What is the definition of an electronic health record? How do I know if I’m using an electronic health records system? Surely every practice management ‘chart’ is not an electronic health record.
An electronic health record (EHR) is a digital version of a patient’s paper chart. Typically an EHR system consists of computer hardware and software that is purchased or leased.
Can a prescription be issued electronically using any electronic healthcare recordkeeping system?
No, most electronic healthcare recordkeeping systems will require some modifications in order to electronically prescribe, including additional security features and registration of the certified software.
What if I don’t maintain electronic health records?
Then this law does not pertain to your current practices.
Can a controlled substance be electronically prescribed?
Do we have to electronically prescribe controlled substances, or do we continue to use our counterfeit proof pads?
Practitioners who do not have access at their practice or place of employment to an EHR system may still provide written prescriptions to patients. There are other circumstances under which a practitioner with an EHR does not have to prescribe electronically: if the practitioner and the dispenser are the same entity; if the prescription cannot be transmitted under the most recently implemented version fo the NCPDP SCRIPT program; if a DOH waiver has been issued; if it is impractical for a patient to obtain in a timely manner a drug electronically prescribed; the drug is under a research protocol; the prescription is for a drug for which the FDA requires the prescription to contain elements that may not be included in electronic prescribing; the prescription is for a patient receiving hospice care or who is a resident of a nursing facility; or the practitioner or patient determines that it is in the best interest of the patient to be able to compare drug prices among area pharmacies.
Should I get rid of the tamper-proof controlled substance prescription pads?
Not necessarily.

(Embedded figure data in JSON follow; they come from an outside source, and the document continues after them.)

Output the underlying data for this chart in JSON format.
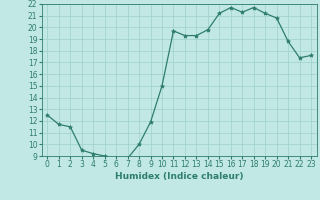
{
  "x": [
    0,
    1,
    2,
    3,
    4,
    5,
    6,
    7,
    8,
    9,
    10,
    11,
    12,
    13,
    14,
    15,
    16,
    17,
    18,
    19,
    20,
    21,
    22,
    23
  ],
  "y": [
    12.5,
    11.7,
    11.5,
    9.5,
    9.2,
    9.0,
    8.8,
    8.8,
    10.0,
    11.9,
    15.0,
    19.7,
    19.3,
    19.3,
    19.8,
    21.2,
    21.7,
    21.3,
    21.7,
    21.2,
    20.8,
    18.8,
    17.4,
    17.6
  ],
  "line_color": "#2e7d6e",
  "marker": "*",
  "marker_size": 3,
  "bg_color": "#c2e8e5",
  "grid_color": "#9ecfcc",
  "xlabel": "Humidex (Indice chaleur)",
  "xlim": [
    -0.5,
    23.5
  ],
  "ylim": [
    9,
    22
  ],
  "yticks": [
    9,
    10,
    11,
    12,
    13,
    14,
    15,
    16,
    17,
    18,
    19,
    20,
    21,
    22
  ],
  "xticks": [
    0,
    1,
    2,
    3,
    4,
    5,
    6,
    7,
    8,
    9,
    10,
    11,
    12,
    13,
    14,
    15,
    16,
    17,
    18,
    19,
    20,
    21,
    22,
    23
  ],
  "tick_fontsize": 5.5,
  "label_fontsize": 6.5
}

Under limited circumstances the use of these pads will still be allowed.
What does interoperable and accessible digital format mean?
Interoperability refers to the architecture or standards that make it possible for a different EHR systems to exchange information between providers. Digital accessibility is the ability of an electronic document to be easily navigated and understood by a wide range of users, including those with disabilities
Is an electronic facsimile of a prescription considered to be an electronic prescription?
No. A prescription generated on an electronic health recordkeeping system must be transmitted electronically. One that has been generated but then printed out and transmitted via fax is not considered an electronic prescription.
Does a practitioner still have to consult the PDMP prior to e-prescribing a controlled substance?
Yes. The practitioner must consult the PDMP prior to prescribing a controlled substance in Schedules II through V regardless of how the prescription is issued.
Are oral, phone in verbal prescriptions still permissible after the mandate becomes effective?
Yes, if one or more of the exceptions are applicable.
What is an eRx?
This is the abbreviation for electronically transmitting a drug prescription directly to a pharmacy using electronic health record technology.
Is it at the responsibility of a pharmacist to confirm if a prescribing practitioner is electronically prescribing?
What if a Pharmacy is not able to accept electronic prescriptions?
A pharmacy would need to ensure they have the appropriate software to accept electronic prescriptions.